Bagherzadeh Sara, Maghooli Keivan, Shalbaf Ahmad, Maghsoudi Arash
Department of Biomedical Engineering, Science and Research Branch, Islamic Azad University, Tehran, Iran.
Department of Biomedical Engineering and Medical Physics, School of Medicine, Shahid Beheshti University of Medical Sciences, Tehran, Iran.
Cogn Neurodyn. 2022 Oct;16(5):1087-1106. doi: 10.1007/s11571-021-09756-0. Epub 2022 Jan 9.
Convolutional Neural Networks (CNN) have recently made considerable advances in the field of biomedical signal processing. These methodologies can assist in emotion recognition for affective brain computer interface. In this paper, a novel emotion recognition system based on the effective connectivity and the fine-tuned CNNs from multichannel Electroencephalogram (EEG) signal is presented. After preprocessing EEG signals, the relationships among 32 channels of EEG in the form of effective brain connectivity analysis which represents information flow between regions are computed by direct Directed Transfer Function (dDTF) method which yields a 32*32 image. Then, these constructed images from EEG signals for each subject were fed as input to four versions of pre-trained CNN models, AlexNet, ResNet-50, Inception-v3 and VGG-19 and the parameters of these models are fine-tuned, independently. The proposed deep learning architectures automatically learn patterns in the constructed image of the EEG signals in frequency bands. The efficiency of the proposed approach is evaluated on MAHNOB-HCI and DEAP databases. The experiments for classifying five emotional states show that the ResNet-50 applied on dDTF images in alpha band achieves best results due to specific architecture which captures the brain connectivity, efficiently. The accuracy and F1-score values for MAHNOB-HCI were obtained 99.41, 99.42 and for DEAP databases, 98.17, and 98.23. Newly proposed model is capable of effectively analyzing the brain function using information flow from multichannel EEG signals using effective connectivity measure of dDTF and ResNet-50.
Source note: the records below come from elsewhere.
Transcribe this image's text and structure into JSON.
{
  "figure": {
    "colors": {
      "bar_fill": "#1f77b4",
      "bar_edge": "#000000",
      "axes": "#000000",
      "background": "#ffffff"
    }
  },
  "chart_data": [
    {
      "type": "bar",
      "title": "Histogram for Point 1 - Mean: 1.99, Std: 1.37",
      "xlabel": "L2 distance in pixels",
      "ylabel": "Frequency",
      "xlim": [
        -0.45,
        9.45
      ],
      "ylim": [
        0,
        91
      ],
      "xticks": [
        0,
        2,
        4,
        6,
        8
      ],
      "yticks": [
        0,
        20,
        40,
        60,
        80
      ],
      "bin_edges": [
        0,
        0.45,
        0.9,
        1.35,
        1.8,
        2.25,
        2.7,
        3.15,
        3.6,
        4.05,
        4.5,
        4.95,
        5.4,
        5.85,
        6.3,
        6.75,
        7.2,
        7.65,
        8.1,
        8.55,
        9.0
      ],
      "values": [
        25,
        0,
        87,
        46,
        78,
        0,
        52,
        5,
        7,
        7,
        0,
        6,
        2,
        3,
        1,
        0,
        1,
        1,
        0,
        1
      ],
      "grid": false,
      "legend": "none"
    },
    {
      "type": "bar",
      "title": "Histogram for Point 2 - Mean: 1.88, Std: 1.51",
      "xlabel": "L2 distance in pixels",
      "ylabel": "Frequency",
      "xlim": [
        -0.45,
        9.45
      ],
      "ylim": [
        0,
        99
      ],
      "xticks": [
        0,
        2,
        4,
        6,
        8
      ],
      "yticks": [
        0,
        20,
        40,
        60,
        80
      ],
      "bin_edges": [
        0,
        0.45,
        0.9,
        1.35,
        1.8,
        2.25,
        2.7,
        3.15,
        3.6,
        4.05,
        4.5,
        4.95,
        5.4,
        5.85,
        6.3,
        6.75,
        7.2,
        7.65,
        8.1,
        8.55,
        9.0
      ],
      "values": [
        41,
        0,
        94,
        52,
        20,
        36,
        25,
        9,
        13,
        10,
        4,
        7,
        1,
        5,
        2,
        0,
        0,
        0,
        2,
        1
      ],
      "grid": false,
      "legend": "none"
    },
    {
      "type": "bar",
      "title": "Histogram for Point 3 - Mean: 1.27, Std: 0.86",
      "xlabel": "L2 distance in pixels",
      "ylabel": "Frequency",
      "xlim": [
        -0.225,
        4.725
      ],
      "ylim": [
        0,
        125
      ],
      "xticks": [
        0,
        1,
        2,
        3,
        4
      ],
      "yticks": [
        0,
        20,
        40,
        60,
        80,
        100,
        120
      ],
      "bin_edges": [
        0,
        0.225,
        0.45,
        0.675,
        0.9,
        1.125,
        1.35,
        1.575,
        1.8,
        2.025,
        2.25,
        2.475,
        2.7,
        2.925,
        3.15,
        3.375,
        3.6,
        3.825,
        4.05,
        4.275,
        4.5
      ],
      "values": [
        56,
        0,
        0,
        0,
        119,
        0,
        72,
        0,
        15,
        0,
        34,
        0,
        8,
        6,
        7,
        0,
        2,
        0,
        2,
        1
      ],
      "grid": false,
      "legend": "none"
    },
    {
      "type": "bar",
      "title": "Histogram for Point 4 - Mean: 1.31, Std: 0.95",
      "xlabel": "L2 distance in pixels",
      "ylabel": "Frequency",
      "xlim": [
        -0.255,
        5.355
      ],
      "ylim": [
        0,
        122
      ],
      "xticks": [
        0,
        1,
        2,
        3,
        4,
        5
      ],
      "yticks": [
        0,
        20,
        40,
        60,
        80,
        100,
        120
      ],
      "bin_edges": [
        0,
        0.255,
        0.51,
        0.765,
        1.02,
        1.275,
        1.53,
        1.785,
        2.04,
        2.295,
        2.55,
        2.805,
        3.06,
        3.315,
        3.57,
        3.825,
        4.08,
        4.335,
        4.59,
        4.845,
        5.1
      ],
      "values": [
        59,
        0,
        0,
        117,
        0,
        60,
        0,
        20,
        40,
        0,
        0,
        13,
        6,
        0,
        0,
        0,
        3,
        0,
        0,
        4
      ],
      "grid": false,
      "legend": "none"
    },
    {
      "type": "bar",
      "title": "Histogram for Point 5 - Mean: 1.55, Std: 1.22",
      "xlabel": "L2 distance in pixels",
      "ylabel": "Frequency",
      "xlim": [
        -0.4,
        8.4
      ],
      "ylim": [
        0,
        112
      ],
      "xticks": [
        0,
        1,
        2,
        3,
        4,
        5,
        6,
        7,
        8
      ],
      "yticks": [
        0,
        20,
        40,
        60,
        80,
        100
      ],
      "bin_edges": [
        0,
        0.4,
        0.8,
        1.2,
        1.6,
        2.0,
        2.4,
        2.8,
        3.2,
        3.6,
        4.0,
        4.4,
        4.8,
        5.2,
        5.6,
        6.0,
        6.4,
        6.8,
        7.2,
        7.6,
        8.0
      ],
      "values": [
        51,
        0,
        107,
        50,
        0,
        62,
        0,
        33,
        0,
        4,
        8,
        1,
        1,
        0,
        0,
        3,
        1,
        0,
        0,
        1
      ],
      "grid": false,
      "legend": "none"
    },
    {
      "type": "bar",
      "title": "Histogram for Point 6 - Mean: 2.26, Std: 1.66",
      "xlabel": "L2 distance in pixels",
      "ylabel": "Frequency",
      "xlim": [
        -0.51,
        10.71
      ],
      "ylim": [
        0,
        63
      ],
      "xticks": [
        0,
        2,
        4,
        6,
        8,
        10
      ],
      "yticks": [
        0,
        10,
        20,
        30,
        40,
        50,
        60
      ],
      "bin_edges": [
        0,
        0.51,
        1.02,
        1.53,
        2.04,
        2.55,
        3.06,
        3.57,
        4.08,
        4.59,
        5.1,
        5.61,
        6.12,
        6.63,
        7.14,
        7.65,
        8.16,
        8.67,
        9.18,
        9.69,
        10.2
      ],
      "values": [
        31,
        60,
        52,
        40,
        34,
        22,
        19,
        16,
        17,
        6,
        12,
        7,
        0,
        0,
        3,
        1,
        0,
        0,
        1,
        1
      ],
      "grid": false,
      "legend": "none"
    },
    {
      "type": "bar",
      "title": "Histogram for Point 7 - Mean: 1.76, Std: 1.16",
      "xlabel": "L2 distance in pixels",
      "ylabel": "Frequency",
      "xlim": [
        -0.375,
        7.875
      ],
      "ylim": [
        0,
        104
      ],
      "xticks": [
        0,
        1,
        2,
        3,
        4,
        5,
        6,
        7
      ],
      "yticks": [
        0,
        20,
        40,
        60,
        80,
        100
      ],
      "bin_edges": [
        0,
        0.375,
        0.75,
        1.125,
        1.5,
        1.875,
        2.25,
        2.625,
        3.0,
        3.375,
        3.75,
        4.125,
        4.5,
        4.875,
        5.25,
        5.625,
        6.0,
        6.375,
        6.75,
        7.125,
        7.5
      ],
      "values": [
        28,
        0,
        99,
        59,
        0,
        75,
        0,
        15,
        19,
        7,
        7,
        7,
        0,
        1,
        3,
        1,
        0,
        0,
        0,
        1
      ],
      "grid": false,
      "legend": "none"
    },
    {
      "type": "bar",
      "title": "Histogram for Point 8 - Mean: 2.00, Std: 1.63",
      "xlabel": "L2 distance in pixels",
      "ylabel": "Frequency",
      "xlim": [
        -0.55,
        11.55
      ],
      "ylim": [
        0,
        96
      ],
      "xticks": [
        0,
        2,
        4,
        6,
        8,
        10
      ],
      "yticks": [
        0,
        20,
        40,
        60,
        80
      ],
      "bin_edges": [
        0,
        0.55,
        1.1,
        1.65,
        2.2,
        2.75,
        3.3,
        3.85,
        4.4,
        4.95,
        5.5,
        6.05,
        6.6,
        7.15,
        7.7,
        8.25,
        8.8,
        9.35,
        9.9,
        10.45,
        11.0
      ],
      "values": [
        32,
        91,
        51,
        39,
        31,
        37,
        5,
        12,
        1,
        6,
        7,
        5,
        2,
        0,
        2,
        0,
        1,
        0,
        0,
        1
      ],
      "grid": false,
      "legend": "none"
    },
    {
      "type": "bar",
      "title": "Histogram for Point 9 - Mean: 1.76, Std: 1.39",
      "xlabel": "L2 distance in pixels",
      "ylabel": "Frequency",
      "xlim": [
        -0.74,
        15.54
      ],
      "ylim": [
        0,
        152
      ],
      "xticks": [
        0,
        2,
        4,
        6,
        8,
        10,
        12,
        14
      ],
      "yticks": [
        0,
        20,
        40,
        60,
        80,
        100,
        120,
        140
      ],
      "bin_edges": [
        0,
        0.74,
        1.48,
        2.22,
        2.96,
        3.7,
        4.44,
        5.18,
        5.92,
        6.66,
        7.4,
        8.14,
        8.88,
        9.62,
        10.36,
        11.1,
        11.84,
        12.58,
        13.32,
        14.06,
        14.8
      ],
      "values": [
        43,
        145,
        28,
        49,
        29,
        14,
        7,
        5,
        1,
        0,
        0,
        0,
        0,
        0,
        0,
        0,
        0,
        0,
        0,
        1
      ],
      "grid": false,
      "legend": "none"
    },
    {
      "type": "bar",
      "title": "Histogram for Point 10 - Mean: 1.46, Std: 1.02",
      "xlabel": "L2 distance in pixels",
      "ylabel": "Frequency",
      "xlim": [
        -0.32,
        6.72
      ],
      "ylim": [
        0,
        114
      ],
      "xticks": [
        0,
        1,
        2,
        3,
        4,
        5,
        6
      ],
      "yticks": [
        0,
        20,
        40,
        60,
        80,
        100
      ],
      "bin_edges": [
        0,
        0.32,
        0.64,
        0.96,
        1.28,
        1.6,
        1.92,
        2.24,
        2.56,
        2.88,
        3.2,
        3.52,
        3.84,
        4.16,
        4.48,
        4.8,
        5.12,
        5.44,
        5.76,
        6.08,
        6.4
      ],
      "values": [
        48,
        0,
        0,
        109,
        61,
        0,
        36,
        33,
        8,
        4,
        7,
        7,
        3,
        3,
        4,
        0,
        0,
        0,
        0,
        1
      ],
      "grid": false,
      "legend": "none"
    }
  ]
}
卷积神经网络(CNN)最近在生物医学信号处理领域取得了显著进展。这些方法可以辅助情感脑机接口的情感识别。本文提出了一种基于有效连通性和来自多通道脑电图(EEG)信号的微调CNN的新型情感识别系统。在对EEG信号进行预处理后,通过直接定向传递函数(dDTF)方法计算以有效脑连通性分析形式表示区域间信息流的32通道EEG之间的关系,该方法产生一个32×32的图像。然后,将每个受试者的这些由EEG信号构建的图像作为输入馈送到四个预训练的CNN模型版本,即AlexNet、ResNet-50、Inception-v3和VGG-19,并独立地对这些模型的参数进行微调。所提出的深度学习架构自动学习频段中EEG信号构建图像中的模式。在MAHNOB-HCI和DEAP数据库上评估了所提出方法的效率。对五种情绪状态进行分类的实验表明,由于其特定的架构能够有效地捕捉脑连通性,应用于α波段dDTF图像的ResNet-50取得了最佳结果。MAHNOB-HCI的准确率和F1分数值分别为99.41、99.42,DEAP数据库的分别为98.17和98.23。新提出的模型能够使用dDTF的有效连通性度量和ResNet-50,通过多通道EEG信号的信息流有效地分析脑功能。